Participating in this process directly, using my hands, eyes, and body, I feel more connected than ever to my ancestors, who I realize were active collaborators in the creation of culture. They built on folk traditions handed down through their French and Scots-Irish ancestors to make the things they needed for living. Their time contrasts so sharply with ours, where fashion and everything else that makes up our fast culture is invented and made for us and disseminated by the internet, social media, television, and movies.

Sandy and Durl are inspiring to be around. You can see that they are absolutely committed to rebuilding the networks that used to connect each step in the clothing creation process: growing, harvesting, processing, making, and wearing.

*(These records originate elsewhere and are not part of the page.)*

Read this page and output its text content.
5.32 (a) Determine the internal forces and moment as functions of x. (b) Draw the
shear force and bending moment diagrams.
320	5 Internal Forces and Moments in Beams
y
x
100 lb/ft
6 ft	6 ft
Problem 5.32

They are reconnecting the interdependent players—farmer, miller, spinner, weaver, artisan, and wearer—reviving a model that can apply to food as well and which has the potential to restore much of what we’ve lost in becoming isolated consumers.

“For most of our existence we were makers, not consumers,” says Episcopal priest and theologian Matthew Fox. Fox points out that by examining the artifacts and artwork found at ancient sites archaeologists can determine how humans lived in prehistory. “As humans,” says Fox, “it is of our very nature to create.”

Clothing Made from Linen is Environmentally Friendly

I adore my linen dresses. In the hot, dry climate of California’s Central Valley, their lightweight fabric breathes and keeps me cool. I hand wash them and hang them to dry. Then I spray them with water from a spray bottle to soften the wrinkles. I never have to worry about one day looking in my closet and finding them falling apart, no matter how much I wear them.

[Left] Handwoven multicolored shawl made of 35% Chico Flax linen and 65% Targhee wool by Sandy Fisher made on her Countermarche Loom. [Right] An exquisite shawl of linen and cotton fiber that was knitted by Professional Knitter Gayle Ulvang.

My little-worn synthetic clothing is a different story. One day I examined some of the several-years-old pieces, in fashionable browns, blacks, and whites, and noticed they had begun to disintegrate, as if someone had taken scissors to them. I read the label on one blouse: it was made of polyurethane and polyester. Into the trash the most deteriorated of the garments went. I knew that in the landfill they would shed microplastics and I regretted buying them in the first place. I resolved to be a wiser consumer and avoid clothing made of synthetic, fossil-fuel-derived fiber, which still makes up more than half of global garment production.

Sometimes making more sustainable choices means making sacrifices, but that’s not the case with clothing. Fashion designer and editor Lucianne Tonti insists that sustainability in choice of garments is entirely consistent with valuing beauty and desire. “[I]t’s the clothes we love,” Tonti says, “that we take the best care of, that we keep forever.”